On a different note, Ilia Kolochenko, Chief Architect and CEO of ImmuniWeb, notes that cybercriminals will find a way to use the exclusions to their advantage, further reducing the value of having a policy.

“The problem stems from possible impersonation of well-known cyber-threat actors,” he says. “For example, if cybercriminals – unaffiliated with a state – wish to amplify the damage caused to their victims by excluding possible insurance coverage, they can simply try to impersonate a notorious state-backed hacking group. when they break in. This will undermine confidence in the cyber insurance market, as any insurance can become futile in the most serious cases that actually require the coverage and justify the premiums paid.

The issue of exclusions remains unresolved

Even though the US Mondelez-Zurich settlement would seem to indicate that the insurer was at least partially successful in making its case (or perhaps neither party had the courage to incur additional legal costs ), there is conflicting legal precedent.

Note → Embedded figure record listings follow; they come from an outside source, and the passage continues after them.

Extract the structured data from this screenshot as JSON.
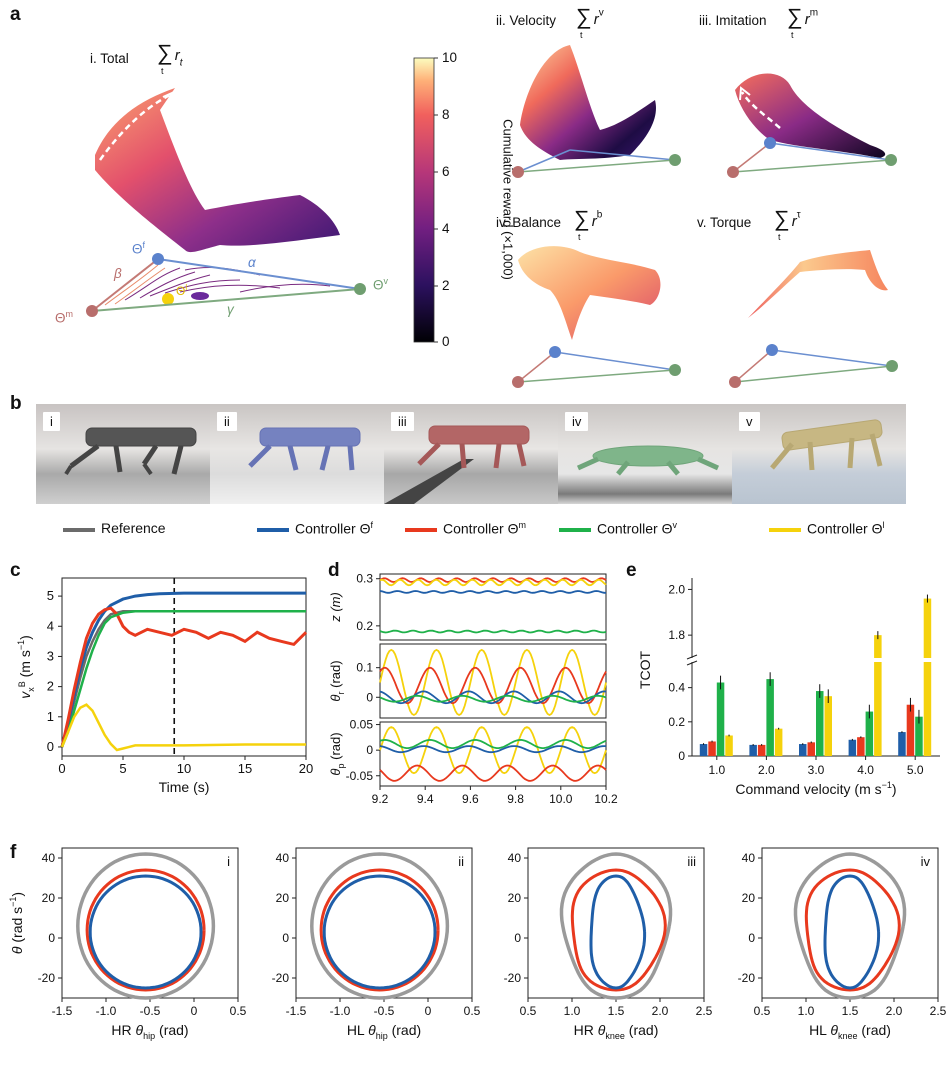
{
  "panels": {
    "a": "a",
    "b": "b",
    "c": "c",
    "d": "d",
    "e": "e",
    "f": "f"
  },
  "panel_a": {
    "total": {
      "title": "i. Total",
      "formula_sum": "∑",
      "formula_sub": "t",
      "formula_r": "r",
      "formula_sup": "t"
    },
    "velocity": {
      "title": "ii. Velocity",
      "formula_sum": "∑",
      "formula_sub": "t",
      "formula_r": "r",
      "formula_sup": "v"
    },
    "imitation": {
      "title": "iii. Imitation",
      "formula_sum": "∑",
      "formula_sub": "t",
      "formula_r": "r",
      "formula_sup": "m"
    },
    "balance": {
      "title": "iv. Balance",
      "formula_sum": "∑",
      "formula_sub": "t",
      "formula_r": "r",
      "formula_sup": "b"
    },
    "torque": {
      "title": "v. Torque",
      "formula_sum": "∑",
      "formula_sub": "t",
      "formula_r": "r",
      "formula_sup": "τ"
    },
    "triangle_labels": {
      "theta_f": "Θ",
      "theta_f_sup": "f",
      "theta_m": "Θ",
      "theta_m_sup": "m",
      "theta_v": "Θ",
      "theta_v_sup": "v",
      "theta_l": "Θ",
      "theta_l_sup": "l",
      "alpha": "α",
      "beta": "β",
      "gamma": "γ"
    },
    "colorbar": {
      "label": "Cumulative reward (×1,000)",
      "ticks": [
        "10",
        "8",
        "6",
        "4",
        "2",
        "0"
      ]
    }
  },
  "panel_b": {
    "tiles": [
      "i",
      "ii",
      "iii",
      "iv",
      "v"
    ],
    "legend": [
      {
        "label": "Reference",
        "color": "#6b6b6b"
      },
      {
        "label": "Controller Θ",
        "sup": "f",
        "color": "#1f5ea8"
      },
      {
        "label": "Controller Θ",
        "sup": "m",
        "color": "#e8391e"
      },
      {
        "label": "Controller Θ",
        "sup": "v",
        "color": "#1fb14a"
      },
      {
        "label": "Controller Θ",
        "sup": "l",
        "color": "#f5d20c"
      }
    ]
  },
  "chart_data": [
    {
      "id": "c",
      "type": "line",
      "title": "",
      "xlabel": "Time (s)",
      "ylabel": "v",
      "ylabel_sub": "x",
      "ylabel_sup": "B",
      "ylabel_unit": "(m s",
      "xlim": [
        0,
        20
      ],
      "ylim": [
        -0.3,
        5.6
      ],
      "xticks": [
        "0",
        "5",
        "10",
        "15",
        "20"
      ],
      "yticks": [
        "0",
        "1",
        "2",
        "3",
        "4",
        "5"
      ],
      "vline_x": 9.2,
      "series": [
        {
          "name": "Reference",
          "color": "#6b6b6b",
          "x": [
            0,
            0.5,
            1,
            1.5,
            2,
            2.5,
            3,
            3.5,
            4,
            5,
            6,
            8,
            10,
            15,
            20
          ],
          "y": [
            0,
            0.7,
            1.5,
            2.3,
            3.0,
            3.5,
            3.9,
            4.2,
            4.4,
            4.5,
            4.5,
            4.5,
            4.5,
            4.5,
            4.5
          ]
        },
        {
          "name": "Controller Θf",
          "color": "#1f5ea8",
          "x": [
            0,
            0.5,
            1,
            1.5,
            2,
            2.5,
            3,
            3.5,
            4,
            5,
            6,
            7,
            8,
            10,
            15,
            20
          ],
          "y": [
            0,
            0.8,
            1.7,
            2.6,
            3.3,
            3.8,
            4.2,
            4.5,
            4.7,
            4.9,
            5.0,
            5.05,
            5.08,
            5.1,
            5.1,
            5.1
          ]
        },
        {
          "name": "Controller Θm",
          "color": "#e8391e",
          "x": [
            0,
            0.5,
            1,
            1.5,
            2,
            2.5,
            3,
            3.5,
            4,
            4.5,
            5,
            5.5,
            6,
            7,
            8,
            9,
            10,
            11,
            12,
            13,
            14,
            15,
            16,
            17,
            18,
            19,
            20
          ],
          "y": [
            0,
            0.9,
            1.9,
            2.8,
            3.6,
            4.1,
            4.4,
            4.55,
            4.6,
            4.4,
            4.0,
            3.8,
            3.7,
            3.9,
            3.8,
            3.7,
            3.9,
            3.8,
            3.6,
            3.8,
            3.7,
            3.5,
            3.8,
            3.6,
            3.5,
            3.4,
            3.8
          ]
        },
        {
          "name": "Controller Θv",
          "color": "#1fb14a",
          "x": [
            0,
            0.5,
            1,
            1.5,
            2,
            2.5,
            3,
            3.5,
            4,
            5,
            6,
            8,
            10,
            15,
            20
          ],
          "y": [
            0,
            0.5,
            1.2,
            1.9,
            2.6,
            3.2,
            3.7,
            4.1,
            4.3,
            4.45,
            4.5,
            4.5,
            4.5,
            4.5,
            4.5
          ]
        },
        {
          "name": "Controller Θl",
          "color": "#f5d20c",
          "x": [
            0,
            0.5,
            1,
            1.5,
            2,
            2.5,
            3,
            3.5,
            4,
            4.5,
            5,
            6,
            8,
            10,
            15,
            20
          ],
          "y": [
            0,
            0.5,
            1.0,
            1.3,
            1.4,
            1.2,
            0.8,
            0.4,
            0.1,
            -0.1,
            -0.05,
            0.05,
            0.05,
            0.05,
            0.08,
            0.08
          ]
        }
      ]
    },
    {
      "id": "d",
      "type": "line",
      "xlabel": "Time (s)",
      "xlim": [
        9.2,
        10.2
      ],
      "xticks": [
        "9.2",
        "9.4",
        "9.6",
        "9.8",
        "10.0",
        "10.2"
      ],
      "subplots": [
        {
          "ylabel": "z (m)",
          "ylim": [
            0.17,
            0.31
          ],
          "yticks": [
            "0.2",
            "0.3"
          ],
          "ytick_vals": [
            0.2,
            0.3
          ],
          "series": [
            {
              "color": "#e8391e",
              "level": 0.297,
              "amp": 0.004
            },
            {
              "color": "#f5d20c",
              "level": 0.292,
              "amp": 0.006
            },
            {
              "color": "#1f5ea8",
              "level": 0.272,
              "amp": 0.002
            },
            {
              "color": "#1fb14a",
              "level": 0.188,
              "amp": 0.002
            }
          ]
        },
        {
          "ylabel": "θ",
          "ylabel_sub": "r",
          "ylabel_unit": " (rad)",
          "ylim": [
            -0.07,
            0.18
          ],
          "yticks": [
            "0.1",
            "0",
            "-0.1"
          ],
          "ytick_vals": [
            0.1,
            0,
            -0.1
          ],
          "series": [
            {
              "color": "#f5d20c",
              "level": 0.05,
              "amp": 0.11
            },
            {
              "color": "#e8391e",
              "level": 0.04,
              "amp": 0.06
            },
            {
              "color": "#1f5ea8",
              "level": 0.0,
              "amp": 0.02
            },
            {
              "color": "#1fb14a",
              "level": -0.005,
              "amp": 0.01
            }
          ]
        },
        {
          "ylabel": "θ",
          "ylabel_sub": "p",
          "ylabel_unit": " (rad)",
          "ylim": [
            -0.07,
            0.055
          ],
          "yticks": [
            "0.05",
            "0",
            "-0.05"
          ],
          "ytick_vals": [
            0.05,
            0,
            -0.05
          ],
          "series": [
            {
              "color": "#f5d20c",
              "level": 0.0,
              "amp": 0.045
            },
            {
              "color": "#1fb14a",
              "level": 0.012,
              "amp": 0.008
            },
            {
              "color": "#1f5ea8",
              "level": 0.002,
              "amp": 0.006
            },
            {
              "color": "#e8391e",
              "level": -0.045,
              "amp": 0.015
            }
          ]
        }
      ]
    },
    {
      "id": "e",
      "type": "bar",
      "xlabel": "Command velocity (m s",
      "ylabel": "TCOT",
      "categories": [
        "1.0",
        "2.0",
        "3.0",
        "4.0",
        "5.0"
      ],
      "yticks_lower": [
        "0",
        "0.2",
        "0.4"
      ],
      "yticks_upper": [
        "1.8",
        "2.0"
      ],
      "series": [
        {
          "name": "Controller Θf",
          "color": "#1f5ea8",
          "values": [
            0.07,
            0.065,
            0.07,
            0.095,
            0.14
          ]
        },
        {
          "name": "Controller Θm",
          "color": "#e8391e",
          "values": [
            0.085,
            0.065,
            0.08,
            0.11,
            0.3
          ]
        },
        {
          "name": "Controller Θv",
          "color": "#1fb14a",
          "values": [
            0.43,
            0.45,
            0.38,
            0.26,
            0.23
          ]
        },
        {
          "name": "Controller Θl",
          "color": "#f5d20c",
          "values": [
            0.12,
            0.16,
            0.35,
            1.8,
            1.96
          ]
        }
      ]
    },
    {
      "id": "f",
      "type": "line",
      "ylabel": "θ",
      "ylabel_unit": " (rad s",
      "yticks": [
        "40",
        "20",
        "0",
        "-20"
      ],
      "subplots": [
        {
          "tag": "i",
          "xlabel": "HR θ",
          "xlabel_sub": "hip",
          "xlabel_unit": " (rad)",
          "xticks": [
            "-1.5",
            "-1.0",
            "-0.5",
            "0",
            "0.5"
          ]
        },
        {
          "tag": "ii",
          "xlabel": "HL θ",
          "xlabel_sub": "hip",
          "xlabel_unit": " (rad)",
          "xticks": [
            "-1.5",
            "-1.0",
            "-0.5",
            "0",
            "0.5"
          ]
        },
        {
          "tag": "iii",
          "xlabel": "HR θ",
          "xlabel_sub": "knee",
          "xlabel_unit": " (rad)",
          "xticks": [
            "0.5",
            "1.0",
            "1.5",
            "2.0",
            "2.5"
          ]
        },
        {
          "tag": "iv",
          "xlabel": "HL θ",
          "xlabel_sub": "knee",
          "xlabel_unit": " (rad)",
          "xticks": [
            "0.5",
            "1.0",
            "1.5",
            "2.0",
            "2.5"
          ]
        }
      ]
    }
  ],
  "common": {
    "minus_one": "−1",
    "sup_neg1": "−1"
  }
}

Another NotPetya case between Merck and ACE American Insurance on the same issue was put to bed in January, when the New Jersey Superior Court ruled that the act of war exclusions only extended to physical warfare in the real world, which required the underwriter to pay a heap of $1.4 billion toward claims settlement.

Despite the unstable nature of the region, some cyber insurers are pushing ahead with wartime exclusions, including Lloyd’s of London. In August, the market stalwart told its unions they would be required to exclude coverage for state-sponsored cyberattacks from April 2023. The idea, the memo notes, is to protect companies from insurance and their underwriters against catastrophic losses.

Even so, the success of such policies remains to be seen.

“Lloyd’s and other carriers are working to make these exclusions stronger and more absolute, but I think that too will eventually fail because the cyber insurance industry is unlikely to be able to survive such changes for long,” said Theon’s Cunningham.